USTRは、1300品目の一覧の選定について公表した。「中国製造2025」計画に有利だが、米国経済成長を阻む製品がターゲットとなった。一方、米国内の需給バランスに与える影響が少ないなどの考慮もなされた。

米市場を失うことに怯える中国

中国時事評論家の横河氏は、対中制裁関税の実施は、中国を米市場から締め出すことを意味すると述べた。

「中国にとって、米市場を失えば、世界市場を失うことに等しい。なぜなら、大量の中国製品を消化できる国は、米国しかないからだ」

中国製造業にとって、国内市場はすでに過剰生産で飽和状態になっているため、活路を見出せるのは海外市場しかない。これは、中国政府が支援する国営企業でさえ直面しなければならない事実だ。

製造業の技術力増強を図るには、良い資金循環が前提条件だ。開発・研究資金の確保、生産力の維持には、まず製品を販売できる大きな市場が不可欠だ。

中国国内の長江商学院の薛雲奎教授は過去、ドイチェベレに対して、中国国有企業、通信大手の中興通訊(ZTE)について、中国当局からの補助金がなければ、経営破綻すると述べた。

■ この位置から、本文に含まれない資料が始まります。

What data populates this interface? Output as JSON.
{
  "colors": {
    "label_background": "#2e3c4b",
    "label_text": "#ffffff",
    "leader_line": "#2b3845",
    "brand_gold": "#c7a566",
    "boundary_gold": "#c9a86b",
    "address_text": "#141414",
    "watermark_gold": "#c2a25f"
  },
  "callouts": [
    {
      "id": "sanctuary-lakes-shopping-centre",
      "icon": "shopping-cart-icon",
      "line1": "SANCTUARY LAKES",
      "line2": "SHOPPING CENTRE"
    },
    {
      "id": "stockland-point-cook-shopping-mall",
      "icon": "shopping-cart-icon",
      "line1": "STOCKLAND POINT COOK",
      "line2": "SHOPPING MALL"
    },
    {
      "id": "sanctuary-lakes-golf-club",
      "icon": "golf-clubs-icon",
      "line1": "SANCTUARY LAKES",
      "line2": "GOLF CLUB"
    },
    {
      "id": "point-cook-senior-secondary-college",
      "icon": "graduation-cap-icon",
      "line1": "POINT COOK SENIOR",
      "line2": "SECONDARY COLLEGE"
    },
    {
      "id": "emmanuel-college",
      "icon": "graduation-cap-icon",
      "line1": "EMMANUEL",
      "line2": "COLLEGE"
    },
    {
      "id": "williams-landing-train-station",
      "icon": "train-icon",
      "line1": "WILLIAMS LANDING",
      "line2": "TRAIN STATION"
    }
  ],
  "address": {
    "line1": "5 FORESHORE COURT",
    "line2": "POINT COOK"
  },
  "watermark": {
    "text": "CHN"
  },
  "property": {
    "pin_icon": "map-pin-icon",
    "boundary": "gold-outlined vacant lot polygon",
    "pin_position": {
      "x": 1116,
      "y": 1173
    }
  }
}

「ZTEが公表した財務諸表を見ると、ZTEの主要事業の収益が非常に少ないことが分かる。中国当局からの輸出増値税の還付金と開発研究関連補助金を受けているため、ZTEはわずかな黒字を出している」

当局から補助金を得られない中小民間企業はより深刻な状況だと推測できる。

ロイター通信の5月の報道では、アパレルや鉄鋼材などの中国企業は過去数カ月間、米国からの受注が激減したと頭を抱えていた。